Can We Trust a Black-box LLM? LLM Untrustworthy Boundary Detection via Bias-Diffusion and Multi-Agent Reinforcement Learning

arXiv cs.AI / 4/8/2026

💬 OpinionSignals & Early TrendsIdeas & Deep AnalysisModels & Research

Key Points

  • The paper studies when a black-box LLM can be trusted, focusing on detecting “untrustworthy boundaries” over topics rather than judging answers directly.
  • It introduces GMRL-BD, an algorithm that uses multiple reinforcement learning agents and a Wikipedia-derived knowledge graph to locate topics where an LLM is likely to produce biased responses under query constraints.
  • Experiments indicate the method can identify these untrustworthy topic regions using only limited numbers of LLM queries, making it practical for black-box settings.
  • The authors also released a new dataset covering several popular LLMs (e.g., Llama2, Vicuna, Falcon, Qwen2, Gemma2, Yi-1.5) with labeled topic areas where each model tends to be biased.

Abstract

Large Language Models (LLMs) have shown a high capability in answering questions on a diverse range of topics. However, these models sometimes produce biased, ideologized or incorrect responses, limiting their applications if there is no clear understanding of which topics their answers can be trusted. In this research, we introduce a novel algorithm, named as GMRL-BD, designed to identify the untrustworthy boundaries (in terms of topics) of a given LLM, with black-box access to the LLM and under specific query constraints.
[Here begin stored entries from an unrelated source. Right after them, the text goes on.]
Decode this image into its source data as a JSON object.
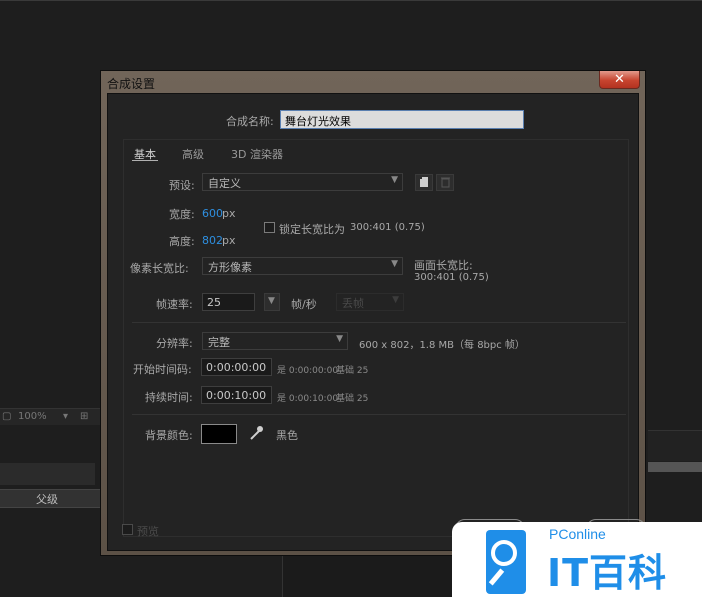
{
  "background": {
    "zoom": "100%",
    "parent_column": "父级"
  },
  "dialog": {
    "title": "合成设置",
    "close_label": "✕",
    "name_label": "合成名称:",
    "name_value": "舞台灯光效果",
    "tabs": [
      {
        "label": "基本",
        "active": true
      },
      {
        "label": "高级",
        "active": false
      },
      {
        "label": "3D 渲染器",
        "active": false
      }
    ],
    "preset": {
      "label": "预设:",
      "value": "自定义"
    },
    "width": {
      "label": "宽度:",
      "value": "600",
      "unit": "px"
    },
    "height": {
      "label": "高度:",
      "value": "802",
      "unit": "px"
    },
    "lock_aspect": {
      "label": "锁定长宽比为",
      "ratio": "300:401 (0.75)",
      "checked": false
    },
    "pixel_aspect": {
      "label": "像素长宽比:",
      "value": "方形像素"
    },
    "frame_aspect": {
      "label": "画面长宽比:",
      "value": "300:401 (0.75)"
    },
    "frame_rate": {
      "label": "帧速率:",
      "value": "25",
      "unit": "帧/秒",
      "drop_frame": "丢帧"
    },
    "resolution": {
      "label": "分辨率:",
      "value": "完整",
      "info": "600 x 802，1.8 MB（每 8bpc 帧）"
    },
    "start_timecode": {
      "label": "开始时间码:",
      "value": "0:00:00:00",
      "equals": "是 0:00:00:00",
      "base": "基础 25"
    },
    "duration": {
      "label": "持续时间:",
      "value": "0:00:10:00",
      "equals": "是 0:00:10:00",
      "base": "基础 25"
    },
    "bg_color": {
      "label": "背景颜色:",
      "name": "黑色",
      "hex": "#000000"
    },
    "preview": {
      "label": "预览"
    }
  },
  "watermark": {
    "small": "PConline",
    "big": "IT百科"
  },
  "colors": {
    "accent": "#2e8fe0",
    "watermark": "#1f8ee8"
  }
}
Based on a general Knowledge Graph (KG) derived from Wikipedia, our algorithm incorporates with multiple reinforcement learning agents to efficiently identify topics (some nodes in KG) where the LLM is likely to generate biased answers. Our experiments demonstrated the efficiency of our algorithm, which can detect the untrustworthy boundary with just limited queries to the LLM. Additionally, we have released a new dataset containing popular LLMs including Llama2, Vicuna, Falcon, Qwen2, Gemma2 and Yi-1.5, along with labels indicating the topics on which each LLM is likely to be biased.